Suddenly the hatch exploded outward at him with a speed he never thought possible for such a heavy device.
With iron force it smashed him in the forearm and spun him around. Even before he could register the snap of his bone breaking, the hatch smacked into the wall of the passageway, then rebounded from the bulkhead rubber stop and cracked into his face, shattering his nose.
He had the briefest impression of figures standing inside the open hatchway. One of them let loose a rasping, phlegm-laced war whoop. Just before the hatch swung back in his face, he tried to raise the weapon to fire it.
He did not hear the thump of the AK-80 firing in automatic mode, the supersonic crack of four 9-mm heavy-grain rounds.

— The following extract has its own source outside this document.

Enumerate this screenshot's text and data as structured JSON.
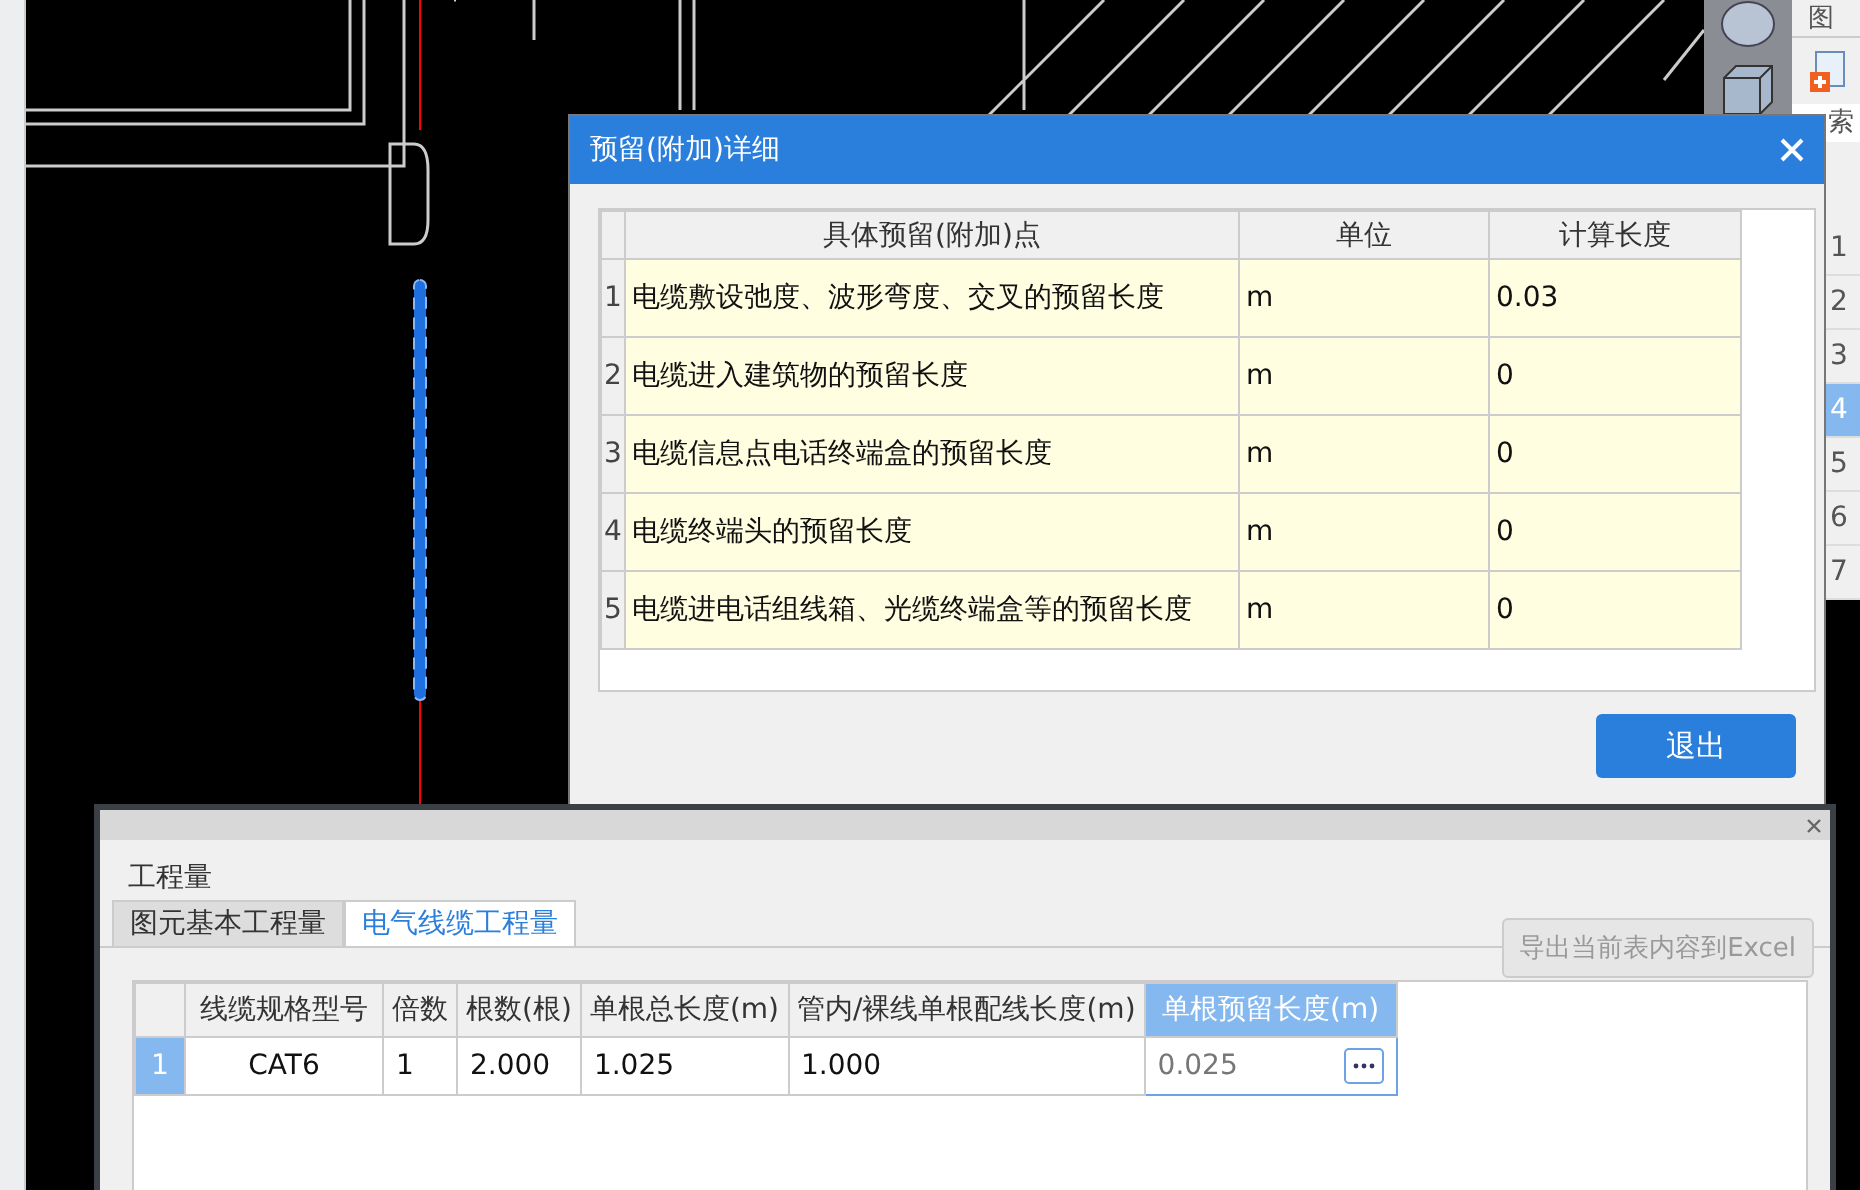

He didn’t feel the bullets as they pierced his chest, his upper arm, upper back, lower back. It seemed as if he were pushed, hard, back into the hatch, and then he had the strangest sensation of floating, his body suddenly boneless and unable to support his weight. He was falling in slow motion toward the deck, and as he fell he looked at the intricate pattern set into the carpet, repeating dull-colored interlacing vines and leaves. He’d never really noticed before, but it suddenly seemed fascinating as he plunged toward it. The pattern expanded rapidly and vibrated as he bounced once on the deck, then stopped moving.